Ahead of the earnings report, Intel shares closed up 6 to 129. Net income, excluding acquisition-related costs, was $3.1bn, or 88 cents a share, up 52 percent from the year-ago quarter.
Company officials said the Internal Revenue Service had closed its examination of the company's tax returns up to and including 1998. As part of this closure, the company reversed previously accrued taxes reducing the quarter's tax provision by $600m, or 17 cents a share. Exluding the tax gains, Intel earned 71 cents a share in the quarter.
The $8bn in sales represents a 13 percent improvement from the year-ago quarter when it earned $2bn, or 57 cents a share, on sales of $7.1bn. However, sales were off 2 percent from the $8.2bn it recorded last quarter.
"Demand in the first quarter was stronger than we expected at the beginning of the year and continues to be stronger as we enter the second quarter," said CEO Craig Barrett in a prepared release. "We also expect a strong second half, and are accelerating our investments in capacity to meet future demand."
Demand was so strong in the first quarter that the chipmaker was completely sold out of some versions of its Pentium III microprocessors.
"We expect PC unit growth will accelerate in the second half," said analyst Mark Edelstone of Morgan Stanley Dean Witter, in research note. "Intel is in a very good position to benefit from an uptick in demand."

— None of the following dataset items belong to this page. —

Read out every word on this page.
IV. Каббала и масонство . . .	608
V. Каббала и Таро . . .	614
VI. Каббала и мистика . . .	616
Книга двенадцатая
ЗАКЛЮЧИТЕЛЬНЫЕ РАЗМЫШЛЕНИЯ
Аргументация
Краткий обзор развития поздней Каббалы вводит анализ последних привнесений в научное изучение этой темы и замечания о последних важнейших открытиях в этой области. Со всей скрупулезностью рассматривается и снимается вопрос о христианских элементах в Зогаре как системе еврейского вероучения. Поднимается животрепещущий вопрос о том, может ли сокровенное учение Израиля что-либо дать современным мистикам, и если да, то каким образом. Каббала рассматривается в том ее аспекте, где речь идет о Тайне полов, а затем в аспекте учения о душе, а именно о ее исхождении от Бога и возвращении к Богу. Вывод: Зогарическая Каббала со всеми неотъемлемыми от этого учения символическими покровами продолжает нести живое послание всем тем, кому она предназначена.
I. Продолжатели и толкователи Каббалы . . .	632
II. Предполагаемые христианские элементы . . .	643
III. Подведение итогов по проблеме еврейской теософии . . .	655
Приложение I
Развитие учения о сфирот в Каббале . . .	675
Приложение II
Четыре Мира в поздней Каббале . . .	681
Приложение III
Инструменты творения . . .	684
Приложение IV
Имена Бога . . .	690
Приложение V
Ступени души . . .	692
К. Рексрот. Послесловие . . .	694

Barrett went on to say Intel's ramping up its 0.18-micron technology at five manufacturing sites and will expand to eight sites by year's end.
Last quarter, Intel earned $2.4bn, or 69 cents a share, on sales of $8.2 bn.
Looking ahead, Intel says it expects sales to remain relatively flat at around $8 billion in its second quarter.
Gross profit margins will be flat to down a point from the 63 percent it enjoyed in the first quarter, primarily due to the ramp costs associated with its 0.18-micron manufacturing sites.
During the quarter, the company repurchased a total of 9.8 million shares of common stock, at a cost of $1bn, under an ongoing program. Since the program began in 1990, the company has repurchased 669.7 million shares at a total cost of $19.2bn.
Intel shares moved up to a 52-week high of 145 3/8 in March after bottoming out at 50 1/8 in June.
Thirty-five of the 39 analysts covering the stock maintain either a "buy" or "strong buy" recommendation.
First Call consensus expects Intel to pocket $2.96 a share in the fiscal year.